Figure 3.1: Classification Tree - Classification of Dogs, Snakes, Fish, and Birds based on their Features

Figure 3.1 shows an example of a decision tree for a classification problem, i.e., a classification tree. In this case, the decision tree is used to classify animals into four categories: dogs, snakes, fish, and birds. The tree asks a series of questions about the features of the animal (e.g., number of legs, feathers, and habitat) and uses the answers to classify the animal. This means that the tree partitions the feature space into different regions that are associated with a particular class label.

Figure 3.2: Regression Tree - Prediction of \(y\) based on \(x_1\) and \(x_2\)

Figure 3.2 shows an example of a decision tree for a regression problem, i.e., a regression tree.

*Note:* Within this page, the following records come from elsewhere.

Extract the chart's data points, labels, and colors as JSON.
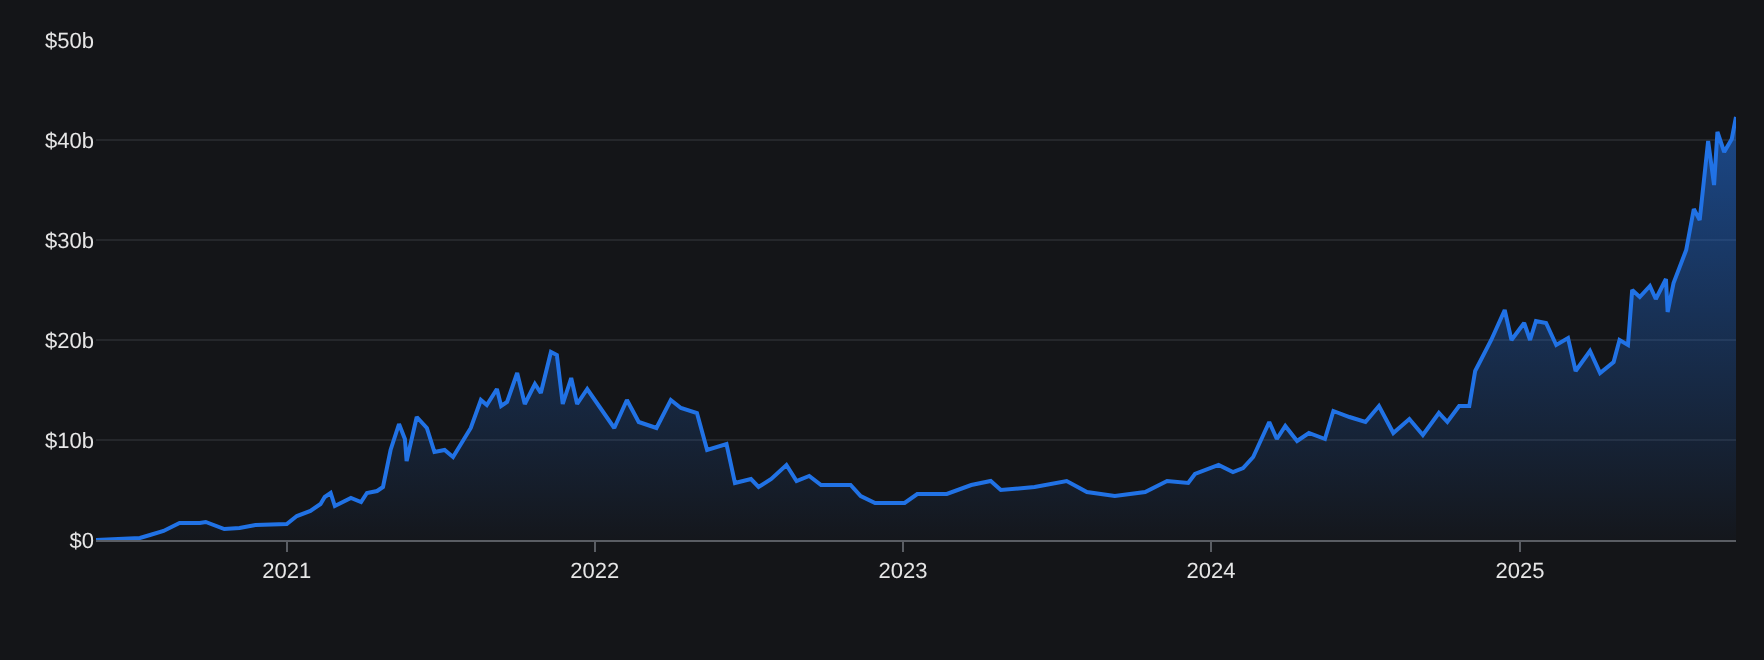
{
  "chart_data": {
    "type": "area",
    "grid": "y",
    "marker": "none",
    "x": [
      "2020-05-20",
      "2020-07-11",
      "2020-07-23",
      "2020-08-08",
      "2020-08-27",
      "2020-09-20",
      "2020-09-27",
      "2020-10-19",
      "2020-11-06",
      "2020-11-25",
      "2021-01-01",
      "2021-01-13",
      "2021-01-29",
      "2021-02-10",
      "2021-02-15",
      "2021-02-22",
      "2021-02-27",
      "2021-03-18",
      "2021-03-30",
      "2021-04-06",
      "2021-04-18",
      "2021-04-25",
      "2021-05-04",
      "2021-05-14",
      "2021-05-21",
      "2021-05-23",
      "2021-06-04",
      "2021-06-16",
      "2021-06-25",
      "2021-07-07",
      "2021-07-17",
      "2021-08-07",
      "2021-08-19",
      "2021-08-26",
      "2021-09-07",
      "2021-09-12",
      "2021-09-19",
      "2021-10-01",
      "2021-10-10",
      "2021-10-22",
      "2021-10-29",
      "2021-11-10",
      "2021-11-17",
      "2021-11-24",
      "2021-12-04",
      "2021-12-11",
      "2021-12-23",
      "2022-01-24",
      "2022-02-08",
      "2022-02-22",
      "2022-03-15",
      "2022-04-01",
      "2022-04-13",
      "2022-05-02",
      "2022-05-14",
      "2022-06-06",
      "2022-06-16",
      "2022-07-05",
      "2022-07-14",
      "2022-07-29",
      "2022-08-16",
      "2022-08-28",
      "2022-09-12",
      "2022-09-26",
      "2022-10-31",
      "2022-11-12",
      "2022-11-29",
      "2023-01-03",
      "2023-01-18",
      "2023-02-22",
      "2023-03-23",
      "2023-04-15",
      "2023-04-27",
      "2023-06-06",
      "2023-07-14",
      "2023-08-07",
      "2023-09-09",
      "2023-10-15",
      "2023-11-10",
      "2023-12-05",
      "2023-12-13",
      "2024-01-10",
      "2024-01-27",
      "2024-02-08",
      "2024-02-20",
      "2024-03-10",
      "2024-03-19",
      "2024-03-29",
      "2024-04-12",
      "2024-04-26",
      "2024-05-15",
      "2024-05-25",
      "2024-06-13",
      "2024-07-02",
      "2024-07-18",
      "2024-08-04",
      "2024-08-23",
      "2024-09-08",
      "2024-09-27",
      "2024-10-07",
      "2024-10-21",
      "2024-11-02",
      "2024-11-09",
      "2024-11-28",
      "2024-12-14",
      "2024-12-22",
      "2025-01-06",
      "2025-01-13",
      "2025-01-20",
      "2025-02-01",
      "2025-02-13",
      "2025-02-27",
      "2025-03-08",
      "2025-03-25",
      "2025-04-06",
      "2025-04-22",
      "2025-04-29",
      "2025-05-09",
      "2025-05-14",
      "2025-05-23",
      "2025-06-04",
      "2025-06-11",
      "2025-06-23",
      "2025-06-25",
      "2025-07-02",
      "2025-07-17",
      "2025-07-26",
      "2025-08-02",
      "2025-08-12",
      "2025-08-19",
      "2025-08-23",
      "2025-08-31",
      "2025-09-09",
      "2025-09-14"
    ],
    "series": [
      {
        "color": "#2172e5",
        "values": [
          0,
          0.2,
          0.5,
          0.9,
          1.7,
          1.7,
          1.8,
          1.1,
          1.2,
          1.5,
          1.6,
          2.4,
          2.9,
          3.6,
          4.3,
          4.7,
          3.4,
          4.2,
          3.8,
          4.7,
          4.9,
          5.3,
          9.0,
          11.6,
          10.1,
          7.9,
          12.3,
          11.2,
          8.8,
          9.0,
          8.3,
          11.2,
          14.0,
          13.5,
          15.1,
          13.4,
          13.8,
          16.7,
          13.6,
          15.6,
          14.7,
          18.8,
          18.5,
          13.6,
          16.2,
          13.6,
          15.1,
          11.2,
          14.0,
          11.8,
          11.2,
          14.0,
          13.2,
          12.7,
          9.0,
          9.6,
          5.7,
          6.1,
          5.3,
          6.1,
          7.5,
          5.9,
          6.4,
          5.5,
          5.5,
          4.4,
          3.7,
          3.7,
          4.6,
          4.6,
          5.5,
          5.9,
          5.0,
          5.3,
          5.9,
          4.8,
          4.4,
          4.8,
          5.9,
          5.7,
          6.6,
          7.5,
          6.8,
          7.2,
          8.3,
          11.8,
          10.1,
          11.4,
          9.9,
          10.7,
          10.1,
          12.9,
          12.3,
          11.8,
          13.4,
          10.7,
          12.1,
          10.5,
          12.7,
          11.8,
          13.4,
          13.4,
          16.9,
          20.0,
          23.0,
          20.0,
          21.7,
          20.0,
          21.9,
          21.7,
          19.5,
          20.2,
          16.9,
          18.9,
          16.7,
          17.8,
          20.0,
          19.5,
          25.0,
          24.3,
          25.4,
          24.1,
          26.1,
          22.8,
          25.7,
          29.0,
          33.1,
          32.0,
          39.9,
          35.5,
          40.8,
          38.8,
          40.1,
          42.3
        ]
      }
    ],
    "xlim": [
      "2020-05-20",
      "2025-09-14"
    ],
    "xticks": [
      {
        "value": "2021-01-01",
        "label": "2021"
      },
      {
        "value": "2022-01-01",
        "label": "2022"
      },
      {
        "value": "2023-01-01",
        "label": "2023"
      },
      {
        "value": "2024-01-01",
        "label": "2024"
      },
      {
        "value": "2025-01-01",
        "label": "2025"
      }
    ],
    "ylim": [
      0,
      50
    ],
    "yticks": [
      {
        "value": 0,
        "label": "$0"
      },
      {
        "value": 10,
        "label": "$10b"
      },
      {
        "value": 20,
        "label": "$20b"
      },
      {
        "value": 30,
        "label": "$30b"
      },
      {
        "value": 40,
        "label": "$40b"
      },
      {
        "value": 50,
        "label": "$50b"
      }
    ]
  }
}
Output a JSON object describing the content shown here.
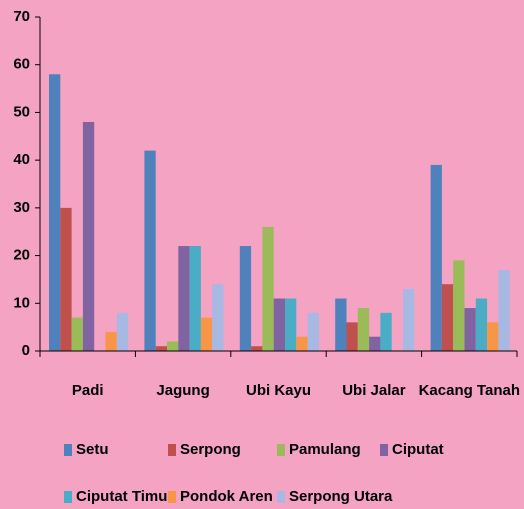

In this case, the decision tree is used to predict some continuous variable \(y\) (e.g., a house price) based on features \(x_1\) and \(x_2\) (e.g., number of rooms and size of the property). As Figure 3.7 shows, the regression tree partitions the \((x_1,x_2)\)-space into different regions that are associated with a predicted value \(y\). Mathematically, the prediction of a regression tree can be expressed as

\[\hat{y} = \sum_{m=1}^{M} c_m \mathbb{1}(x \in R_m)\]

where \(R_m\) are the regions of the feature space, \(c_m\) are the predicted (i.e., average) values in the regions, \(\mathbb{1}(x \in R_m)\) is an indicator function that is 1 if \(x\) is in region \(R_m\) and 0 otherwise, and \(M\) is the number of regions.

Mini-Exercise

Given the decision tree in Figure 3.2, what would be the predicted value of \(y\) for the following data points?

\((x_1, x_2) = (1, 1)\)
\((x_1, x_2) = (2, 2)\)
\((x_1, x_2) = (2, 8)\)
\((x_1, x_2) = (10, 4)\)
\((x_1, x_2) = (7, 8)\)

3.2 Terminology

Figure 3.4 shows some of the terminology that you might encounter in decision trees. The root node is the first node in the tree. The root node is split into decision nodes (or leaf nodes) based on the values of the features. The decision nodes are further split into decision nodes or leaf nodes. The leaf nodes represent the final prediction of the model. A subtree or branch is a part of the tree that starts at a decision node and ends at a leaf node. The depth of a tree is the length of the longest path from the root node to a leaf node.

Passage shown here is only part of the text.